A título de exemplo - mais um a juntar aos vários justamente sublinhados nesta edição do "Avante!" - atente-se no texto produzido por Miguel Sousa Tavares no "Público" da passada sexta-feira. Aproveitando o lugar cativo de que dispõe naquele jornal, Tavares achou por bem matar dois coelhos com uma singular e hipócrita cajadada. Indignado com aquilo a que, ao que parece sem corar, chama "desigualdade de tratamento por parte da imprensa em relação às posições em confronto, e em prejuízo do lado do 'não'", este assanhado inimigo da regionalização decidiu "abrir uma excepção" na postura isenta, segundo ele, da sua "coluna semanal" - a qual, sempre segundo o próprio, se tem posicionado, por "elegância", "ao abrigo da disputa em curso". Aberta a "excepção" e fechada a "elegância", eis-nos perante um texto muito ao jeito, ao estilo e ao conteúdo típicos do autor - ou seja, lastimável.

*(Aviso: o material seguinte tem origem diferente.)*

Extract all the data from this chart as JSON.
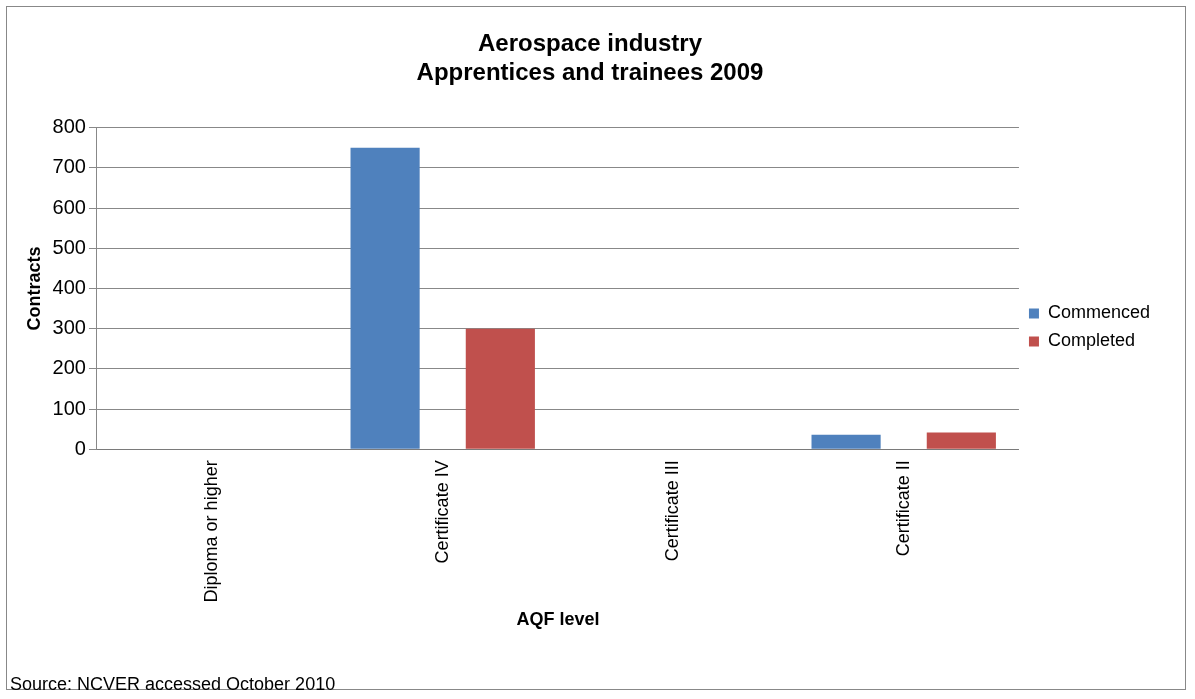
{
  "chart_data": {
    "type": "bar",
    "title": [
      "Aerospace industry",
      "Apprentices and trainees 2009"
    ],
    "xlabel": "AQF level",
    "ylabel": "Contracts",
    "categories": [
      "Diploma or higher",
      "Certificate IV",
      "Certificate III",
      "Certificate II"
    ],
    "series": [
      {
        "name": "Commenced",
        "color": "#4f81bd",
        "values": [
          0,
          750,
          0,
          36
        ]
      },
      {
        "name": "Completed",
        "color": "#c0504d",
        "values": [
          0,
          300,
          0,
          42
        ]
      }
    ],
    "ylim": [
      0,
      800
    ],
    "yticks": [
      0,
      100,
      200,
      300,
      400,
      500,
      600,
      700,
      800
    ],
    "grid": "y",
    "legend": "right",
    "annotations": [
      "Source: NCVER accessed October 2010"
    ]
  }
}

Mas que tem a grande vantagem de exemplificar em concreto os métodos, as práticas, os golpes, as baixezas de que é feita a campanha da direita.

No livro,recentemente publicado, "As regiões administrativas. Democracia e desenvolvimento" - da autoria de Luis Sá, Ana Serrano e Daniel Branco - sublinha-se, a dada altura, a importância de, nesta batalha e neste contexto, "levar tão longe quanto possível o debate e o esclarecimento". E acrescenta-se: "As oportunidades são desiguais aos mais diversos níveis, tais como a escolha de participantes em debates, a selecção dos comentadores e dos líderes de opinião; importa, porém, que aqueles que pensam que as questões relacionadas com o Estado, a administração pública, a democracia e os interesses das populações devem ser objecto da intervenção de todos, não deixem de travar os combates que consideram fundamentais e que não sejam os efeitos de modas, de temores infundados e de uma intensa falsificação de dados e intenções a determinar as escolhas fundamentais dos cidadãos". Assim deve ser, de facto. E se esta é uma campanha na qual, como a experiência mostra, são visíveis os resultados do diálogo esclarecedor, da intervenção serena, da argumentação séria e verdadeira, então vale ainda mais a pena empenharmos nela todos os nossos esforços e capacidades. Até ao último dia.